WH_No30_SG

Wisconsin goaltender Becca Ruegsegger allowed the only goal during the unofficial shootout.[/media-credit]

Although the Wisconsin women’s hockey team skated to a tie Thursday night against Wayne State, the 2-2 draw certainly felt like a loss. Against a team that was only 3-5-2 heading into the series, the Badgers’ offense struggled to finish chances and failed to find the net in overtime or the shootout.

Despite facing a goalie that had had only won one game all season, the Wisconsin attack was denied on all three opportunities in the shootout and only got two shots on net. Kyla Sanders, who scored one of Wisconsin’s goals earlier in the game, lost control of the puck despite not having any defenders in front of her. According to Sanders, the offensive woes have been a problem all season.

“It’s been a little frustrating,” Sanders said. “We’re still very confident. We just have to play like we’re confident.”

Wayne State’s Julie Herbert scored the shootout’s lone goal, deking right before flipping the puck past freshman goaltender Becca Ruegsegger. The score did not hurt Wisconsin in the standings, however, as shootouts outside of WCHA play do not count toward the final score. Nevertheless, interim head coach Tracey DeKeyser was unhappy with the outcome.

“It’s difficult, because we’re trying to end a problem of not coming out strong and not being able to finish the first night,” DeKeyser said.

Most of the first-night disappointments have been due to a lack of offense in the initial periods, but the Badgers continued to struggle despite a quick strike against Wayne State.

Junior Geena Prough found herself wide open following a pass from linemate Brooke Ammerman along the boards. With no defense in sight, the forward slipped the puck through the five hole of Wayne State’s Lindsay Park.

“We were breaking out of our zone,” Prough said. “I just figured I’d clean the boards and drive it to the middle.”

Wisconsin’s success was short-lived, however, as Wayne State scored midway through the first period. With a man advantage and a crowd in front of Ruegsegger, Wayne State defenseman Chelsea Burnett was able to knock in the equalizer.

“With a minute left, I was pretty confident we were in the right direction,” Sanders said. “It hurts, but we have to bounce back from that.”

The Wisconsin offense failed to score for a 50-minute stretch following its first goal, but with 6:31 remaining in the third period, Sanders put a rebound shot in the net. UW’s Jasmine Giles’ pass to Stefanie McKeough along the blue line set up a clear shot, which Sanders finished.

“It was open net,” Sanders said. “I was right there and put it away.”

During a period Wisconsin has dominated this season, Wayne State scored the game-tying goal with just 1:01 left in the game. The Warriors had an extra attacker on the ice after pulling their goaltender, but according to Ruegsegger, the late goal was unacceptable.

“I just think that I need to make sure I make the big saves,” she said. “I’m not happy with two goals, and we need to rebound tomorrow.”

With no real scoring threats in the overtime period, Wisconsin was forced to settle for a draw with a team that has struggled all season.
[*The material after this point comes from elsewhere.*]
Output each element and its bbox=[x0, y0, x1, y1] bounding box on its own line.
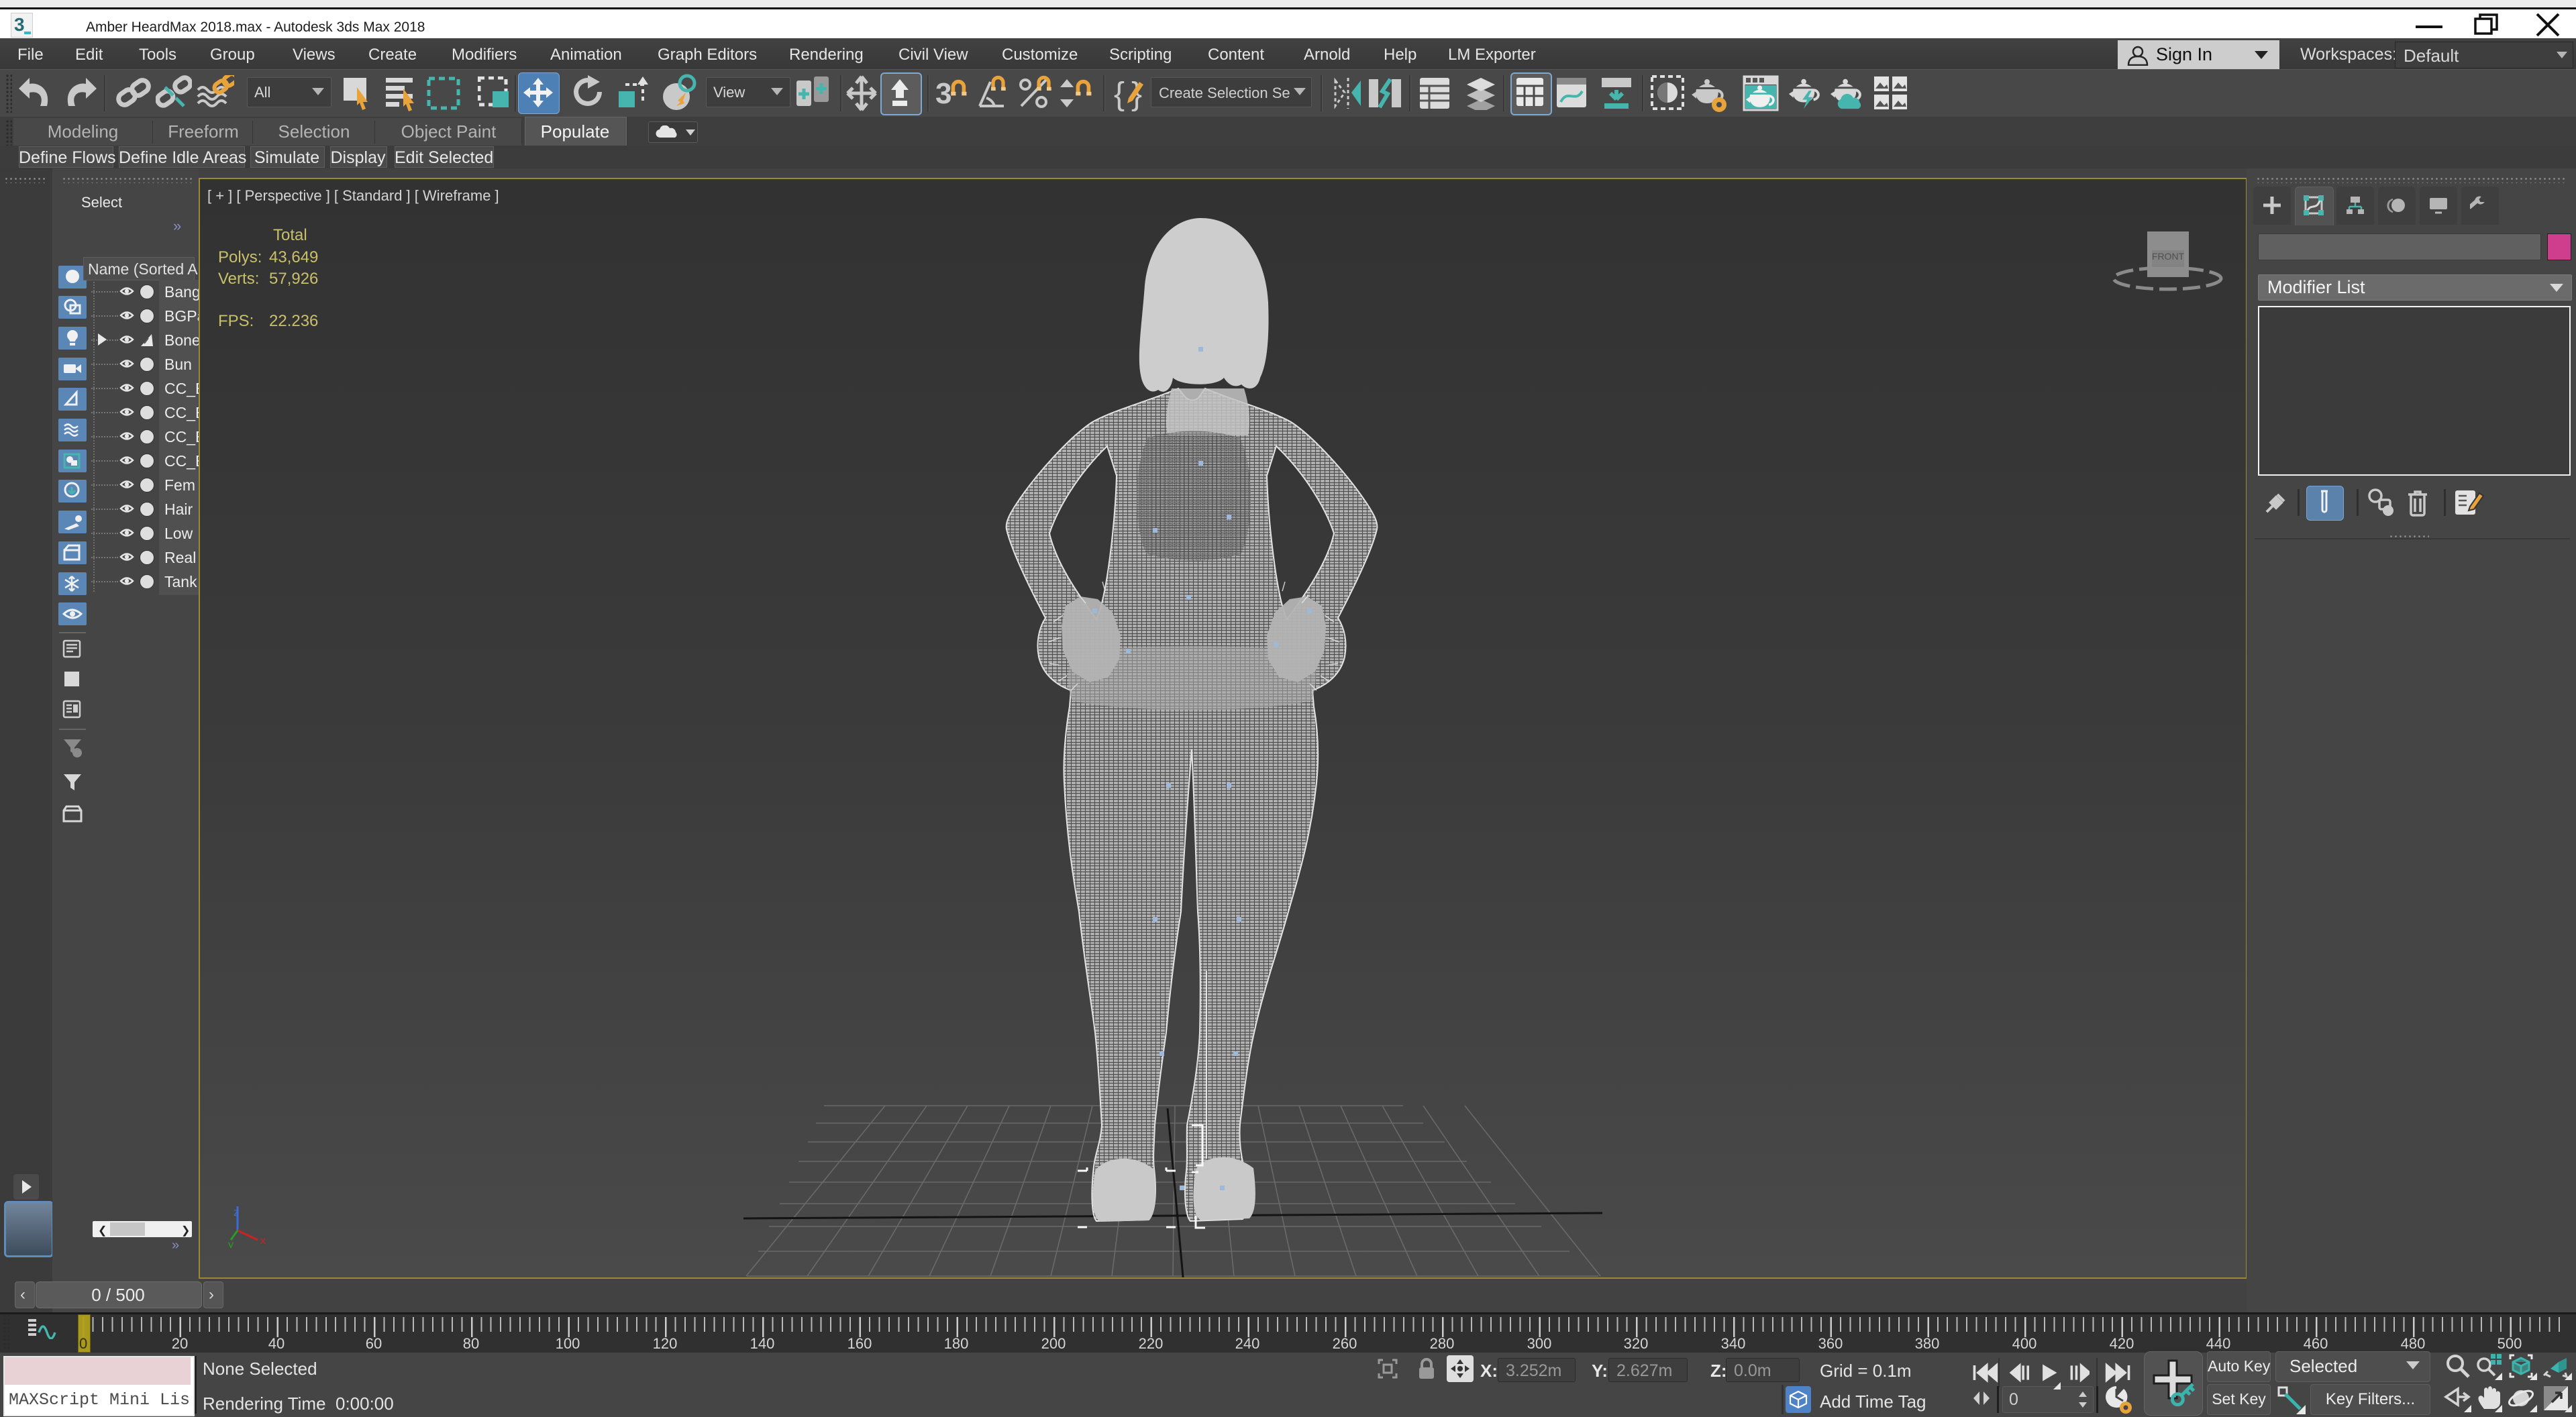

Like Bemidji State and Robert Morris, Wayne State made up for its lack of size and skill by playing up to five people in front of the net. Although the Badgers have seen the neutralizing style several times this season, they have failed to counter it all season.
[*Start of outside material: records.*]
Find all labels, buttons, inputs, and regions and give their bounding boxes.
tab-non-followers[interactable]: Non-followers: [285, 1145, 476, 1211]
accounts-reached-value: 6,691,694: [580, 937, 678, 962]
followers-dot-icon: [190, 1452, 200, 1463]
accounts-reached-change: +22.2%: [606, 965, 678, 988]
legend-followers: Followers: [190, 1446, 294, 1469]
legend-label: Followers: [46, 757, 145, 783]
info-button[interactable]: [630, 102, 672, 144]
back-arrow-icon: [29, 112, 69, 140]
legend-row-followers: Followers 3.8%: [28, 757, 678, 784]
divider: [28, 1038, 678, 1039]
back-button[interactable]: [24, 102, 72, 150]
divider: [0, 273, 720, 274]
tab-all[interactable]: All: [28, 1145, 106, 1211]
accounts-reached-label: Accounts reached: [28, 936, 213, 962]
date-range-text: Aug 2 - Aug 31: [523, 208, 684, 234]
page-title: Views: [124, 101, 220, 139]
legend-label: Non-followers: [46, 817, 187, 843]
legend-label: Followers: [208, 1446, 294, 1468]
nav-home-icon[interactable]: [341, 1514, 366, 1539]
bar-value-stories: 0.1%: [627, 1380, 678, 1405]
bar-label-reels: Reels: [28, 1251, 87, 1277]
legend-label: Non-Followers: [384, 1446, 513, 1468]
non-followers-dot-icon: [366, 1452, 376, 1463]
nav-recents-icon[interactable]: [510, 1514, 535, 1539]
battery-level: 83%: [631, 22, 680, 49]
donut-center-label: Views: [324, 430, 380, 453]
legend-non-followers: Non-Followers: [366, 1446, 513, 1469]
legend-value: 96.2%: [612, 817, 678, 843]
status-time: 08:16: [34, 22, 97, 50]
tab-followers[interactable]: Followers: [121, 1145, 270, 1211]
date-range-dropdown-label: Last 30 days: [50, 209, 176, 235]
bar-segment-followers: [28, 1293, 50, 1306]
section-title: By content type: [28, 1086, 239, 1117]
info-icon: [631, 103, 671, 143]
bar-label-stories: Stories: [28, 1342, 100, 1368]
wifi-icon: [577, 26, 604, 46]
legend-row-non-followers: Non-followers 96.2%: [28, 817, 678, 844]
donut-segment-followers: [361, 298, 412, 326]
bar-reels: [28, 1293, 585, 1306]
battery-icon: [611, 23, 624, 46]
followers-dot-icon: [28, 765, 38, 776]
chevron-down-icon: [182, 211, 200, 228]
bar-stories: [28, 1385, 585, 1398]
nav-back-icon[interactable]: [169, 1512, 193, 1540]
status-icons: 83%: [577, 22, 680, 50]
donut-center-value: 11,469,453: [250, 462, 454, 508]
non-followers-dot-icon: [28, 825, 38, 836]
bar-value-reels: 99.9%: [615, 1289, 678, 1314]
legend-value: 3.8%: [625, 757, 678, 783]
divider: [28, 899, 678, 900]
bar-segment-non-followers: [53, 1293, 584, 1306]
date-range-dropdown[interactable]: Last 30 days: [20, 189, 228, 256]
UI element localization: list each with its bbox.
“I wasn’t surprised by this game,” DeKeyser said. “That’s what we saw again, and that’s what we continue to see, because that’s how teams keep playing us.”
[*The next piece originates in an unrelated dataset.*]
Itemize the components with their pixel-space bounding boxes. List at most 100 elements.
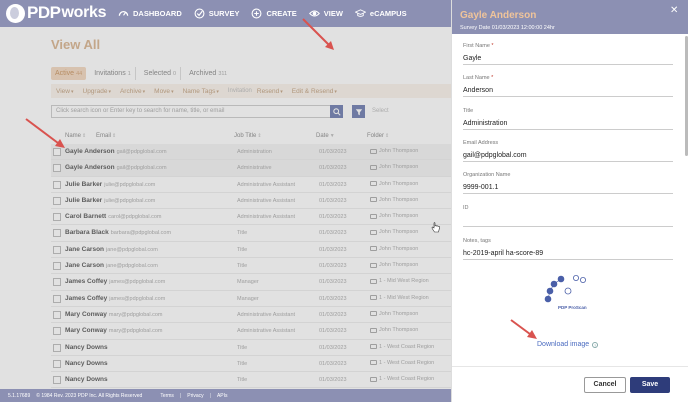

Despite knowing how the other teams will defend their offense, Wisconsin has continued to play the same style each game.

Only half of UW’s shots have actually reached the net, and not all of the scoring chances have been effective. In addition, the Badgers struggled on the power play, where they have only scored two goals all season. Like most of their other contests, the Badgers outshot their opponent but failed to come out on top.

“I think the scoring opportunities are there; the problem is teams are doing a great job of blocking shots,” DeKeyser said. “Similar pucks have gone in in the past, and they just aren’t going in this year.”